FastJobs Singapore and Philippines general manager Lim Huishan said: “The increase in job postings in 2022 compared with previous years has made the market even more competitive, so while jobs are being filled fast, we do observe that businesses may have difficulty hiring enough job seekers to fill all the required vacancies.”

Commonwealth Capital said its brands’ hourly wages are generally higher by about 10 per cent to 15 per cent during the festive season, but in a tight labour market, it is expected that not all vacancies will be filled.

To combat the manpower crunch, Dr Faizal said businesses may transform through digitalisation and automation, as well as reskilling workers to work with new technology.

At J&T Express, warehouse layout, sorting strategy and other processes were improved to boost productivity by 30 per cent in preparation for year-end sales, said Ms Yeung.

“At the end of the day, it is not just about hiring more hands on deck but also about maintaining a good balance between our manpower and efficiency levels,” she added.

Ninja Van Singapore commercial head Kooh Wee Hou said the logistics firm invests in technology such as parcel scanners that tell sorters where items should go and a route optimisation system so drivers deliver packages more efficiently.

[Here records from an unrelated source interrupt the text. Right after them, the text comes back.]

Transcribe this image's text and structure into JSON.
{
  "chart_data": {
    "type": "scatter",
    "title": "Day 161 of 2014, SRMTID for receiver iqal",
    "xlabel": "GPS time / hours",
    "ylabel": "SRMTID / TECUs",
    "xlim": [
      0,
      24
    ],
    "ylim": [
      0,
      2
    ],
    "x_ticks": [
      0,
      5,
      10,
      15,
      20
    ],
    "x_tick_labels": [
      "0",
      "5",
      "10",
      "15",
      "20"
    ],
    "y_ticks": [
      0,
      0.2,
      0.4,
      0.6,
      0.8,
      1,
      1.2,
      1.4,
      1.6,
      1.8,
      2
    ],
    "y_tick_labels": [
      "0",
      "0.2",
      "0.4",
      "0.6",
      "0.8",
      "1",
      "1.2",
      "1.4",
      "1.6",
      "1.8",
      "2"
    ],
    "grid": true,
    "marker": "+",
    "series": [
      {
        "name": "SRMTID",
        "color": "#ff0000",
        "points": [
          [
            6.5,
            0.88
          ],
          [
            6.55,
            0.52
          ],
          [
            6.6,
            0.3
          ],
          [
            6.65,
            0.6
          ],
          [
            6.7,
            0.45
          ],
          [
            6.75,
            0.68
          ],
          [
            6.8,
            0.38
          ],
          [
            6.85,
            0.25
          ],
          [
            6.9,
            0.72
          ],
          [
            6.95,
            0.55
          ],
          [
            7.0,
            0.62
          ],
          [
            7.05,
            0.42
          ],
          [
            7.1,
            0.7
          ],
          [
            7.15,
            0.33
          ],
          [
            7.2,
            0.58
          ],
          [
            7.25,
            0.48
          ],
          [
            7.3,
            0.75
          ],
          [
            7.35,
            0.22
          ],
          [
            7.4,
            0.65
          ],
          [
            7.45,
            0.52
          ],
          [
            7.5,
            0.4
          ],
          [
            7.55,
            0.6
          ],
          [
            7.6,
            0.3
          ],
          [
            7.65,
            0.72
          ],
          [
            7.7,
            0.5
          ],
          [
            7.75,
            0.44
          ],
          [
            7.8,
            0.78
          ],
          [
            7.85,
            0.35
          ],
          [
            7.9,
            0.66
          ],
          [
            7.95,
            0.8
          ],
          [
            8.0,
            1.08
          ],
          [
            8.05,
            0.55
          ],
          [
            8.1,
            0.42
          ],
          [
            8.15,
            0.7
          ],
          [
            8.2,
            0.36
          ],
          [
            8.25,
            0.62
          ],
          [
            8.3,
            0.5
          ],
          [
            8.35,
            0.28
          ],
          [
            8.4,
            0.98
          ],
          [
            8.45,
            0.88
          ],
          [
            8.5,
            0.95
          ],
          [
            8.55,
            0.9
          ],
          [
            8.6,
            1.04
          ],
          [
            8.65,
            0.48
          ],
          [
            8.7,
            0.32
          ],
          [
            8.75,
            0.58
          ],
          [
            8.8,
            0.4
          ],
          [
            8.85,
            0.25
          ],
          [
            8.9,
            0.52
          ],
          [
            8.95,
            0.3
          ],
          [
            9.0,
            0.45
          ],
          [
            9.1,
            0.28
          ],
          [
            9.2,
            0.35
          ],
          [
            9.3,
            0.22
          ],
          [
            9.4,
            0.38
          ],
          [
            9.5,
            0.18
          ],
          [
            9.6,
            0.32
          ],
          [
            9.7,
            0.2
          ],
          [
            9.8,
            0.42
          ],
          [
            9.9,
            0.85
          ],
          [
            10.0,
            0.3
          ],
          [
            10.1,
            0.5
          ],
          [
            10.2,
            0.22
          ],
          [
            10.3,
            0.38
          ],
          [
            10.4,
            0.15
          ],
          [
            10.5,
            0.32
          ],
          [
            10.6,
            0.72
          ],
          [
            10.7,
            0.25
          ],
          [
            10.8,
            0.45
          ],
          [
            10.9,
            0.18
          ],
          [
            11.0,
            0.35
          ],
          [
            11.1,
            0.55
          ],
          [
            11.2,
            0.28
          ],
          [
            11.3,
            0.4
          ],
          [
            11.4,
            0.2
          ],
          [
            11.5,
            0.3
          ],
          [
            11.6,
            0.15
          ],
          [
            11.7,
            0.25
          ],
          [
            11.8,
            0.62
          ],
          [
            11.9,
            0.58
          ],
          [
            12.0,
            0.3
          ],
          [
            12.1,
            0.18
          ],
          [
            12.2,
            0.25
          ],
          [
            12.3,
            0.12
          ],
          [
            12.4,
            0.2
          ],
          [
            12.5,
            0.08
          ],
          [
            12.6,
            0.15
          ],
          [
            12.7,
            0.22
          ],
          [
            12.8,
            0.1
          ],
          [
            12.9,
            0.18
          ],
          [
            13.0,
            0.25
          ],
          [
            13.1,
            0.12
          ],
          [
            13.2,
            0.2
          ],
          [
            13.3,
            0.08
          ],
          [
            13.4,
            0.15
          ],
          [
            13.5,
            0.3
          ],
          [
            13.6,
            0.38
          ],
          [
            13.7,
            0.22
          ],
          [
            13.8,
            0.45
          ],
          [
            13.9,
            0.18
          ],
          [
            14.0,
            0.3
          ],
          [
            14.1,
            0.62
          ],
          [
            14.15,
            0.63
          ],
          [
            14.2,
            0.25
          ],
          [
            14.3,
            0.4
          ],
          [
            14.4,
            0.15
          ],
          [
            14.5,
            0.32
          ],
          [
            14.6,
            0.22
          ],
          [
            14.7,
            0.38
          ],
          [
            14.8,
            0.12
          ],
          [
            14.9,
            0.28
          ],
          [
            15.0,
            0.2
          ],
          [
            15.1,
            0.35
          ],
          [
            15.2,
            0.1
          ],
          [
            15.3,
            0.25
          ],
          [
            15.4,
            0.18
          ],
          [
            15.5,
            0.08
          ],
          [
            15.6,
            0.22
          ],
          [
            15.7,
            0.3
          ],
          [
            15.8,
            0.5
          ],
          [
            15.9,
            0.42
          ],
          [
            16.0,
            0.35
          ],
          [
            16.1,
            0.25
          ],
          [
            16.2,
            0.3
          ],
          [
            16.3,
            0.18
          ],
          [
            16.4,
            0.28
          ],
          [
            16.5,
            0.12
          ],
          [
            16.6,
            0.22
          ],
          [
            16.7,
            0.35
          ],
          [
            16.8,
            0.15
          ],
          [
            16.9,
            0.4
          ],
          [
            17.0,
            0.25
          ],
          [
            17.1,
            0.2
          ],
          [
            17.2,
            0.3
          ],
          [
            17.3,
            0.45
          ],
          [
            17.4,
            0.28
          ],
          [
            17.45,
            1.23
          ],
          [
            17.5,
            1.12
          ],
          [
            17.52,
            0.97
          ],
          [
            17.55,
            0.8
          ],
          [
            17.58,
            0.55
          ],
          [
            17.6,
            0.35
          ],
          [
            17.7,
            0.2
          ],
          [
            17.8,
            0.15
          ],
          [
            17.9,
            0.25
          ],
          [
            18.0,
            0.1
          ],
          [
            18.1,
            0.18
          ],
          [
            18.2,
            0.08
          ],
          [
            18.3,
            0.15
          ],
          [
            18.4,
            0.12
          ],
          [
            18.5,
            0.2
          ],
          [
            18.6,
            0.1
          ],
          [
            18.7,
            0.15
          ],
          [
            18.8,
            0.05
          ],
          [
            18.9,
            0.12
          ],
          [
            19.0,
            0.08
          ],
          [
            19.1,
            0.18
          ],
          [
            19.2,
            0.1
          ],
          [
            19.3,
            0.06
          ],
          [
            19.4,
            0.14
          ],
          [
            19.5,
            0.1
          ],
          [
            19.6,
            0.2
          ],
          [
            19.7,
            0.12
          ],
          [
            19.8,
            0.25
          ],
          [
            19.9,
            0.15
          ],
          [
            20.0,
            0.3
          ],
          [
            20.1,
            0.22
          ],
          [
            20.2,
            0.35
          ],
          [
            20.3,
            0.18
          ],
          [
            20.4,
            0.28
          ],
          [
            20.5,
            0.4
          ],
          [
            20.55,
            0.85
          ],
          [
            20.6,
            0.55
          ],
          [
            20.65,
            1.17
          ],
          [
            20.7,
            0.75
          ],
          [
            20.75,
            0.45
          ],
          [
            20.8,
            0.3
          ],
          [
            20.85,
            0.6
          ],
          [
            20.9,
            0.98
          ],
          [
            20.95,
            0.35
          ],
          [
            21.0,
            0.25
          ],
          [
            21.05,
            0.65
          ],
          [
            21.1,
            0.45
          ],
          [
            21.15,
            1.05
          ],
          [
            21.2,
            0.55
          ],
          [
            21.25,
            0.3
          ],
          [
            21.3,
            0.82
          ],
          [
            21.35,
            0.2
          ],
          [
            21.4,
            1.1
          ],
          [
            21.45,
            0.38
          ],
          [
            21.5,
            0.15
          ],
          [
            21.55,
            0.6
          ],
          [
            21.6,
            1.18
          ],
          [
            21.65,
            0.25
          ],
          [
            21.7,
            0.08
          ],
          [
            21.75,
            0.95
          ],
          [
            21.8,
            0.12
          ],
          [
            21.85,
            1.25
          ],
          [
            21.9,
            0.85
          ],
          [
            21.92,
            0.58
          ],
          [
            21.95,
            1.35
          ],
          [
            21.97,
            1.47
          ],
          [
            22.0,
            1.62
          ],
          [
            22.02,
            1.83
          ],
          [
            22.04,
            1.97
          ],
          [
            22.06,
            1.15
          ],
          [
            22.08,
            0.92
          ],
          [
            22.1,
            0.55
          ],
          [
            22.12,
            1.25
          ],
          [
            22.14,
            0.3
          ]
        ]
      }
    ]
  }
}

“We hired roughly the same number of part-timers (in 2022) as our last festive season in 2021, despite parcel volume increment,” he added.

As the labour crunch persists, the increase in part-time salaries will likely continue.

Mr See Yang Foo, managing director and country head for workforce solutions provider Persolkelly Singapore, said employers will likely boost wages in 2023 to entice talent to join the retail sector.

“In the fast-moving consumer goods and retail sectors, retail businesses are dealing with a manpower crunch due to a shrinking pool of Singaporeans willing to work in the services sector,” he added.

Ms Lee Sin Yee, a fourth-year psychology undergraduate at Nanyang Technological University, has taken on part-time jobs since 2014.

“I wanted to be financially independent as much as possible, to be able to buy the things I like without having to ask for money from my parents,” she said.

The 24-year-old has had seven part-time jobs, such as server, warehouse worker and teacher.

Despite higher part-time salaries during the festive season that may even be doubled on public holidays, she will not take them up if they clash with school commitments such as inter-hall competitions.

She even took days off from working as a part-time teacher for a kindergarten enrichment programme, which pays $25 an hour, to take part in such school activities.

“The jobs don’t really appeal to me because they are usually looking for people to fill in at specific periods with fixed dates and timings. I prefer to have the flexibility to choose when I want to work,” she said.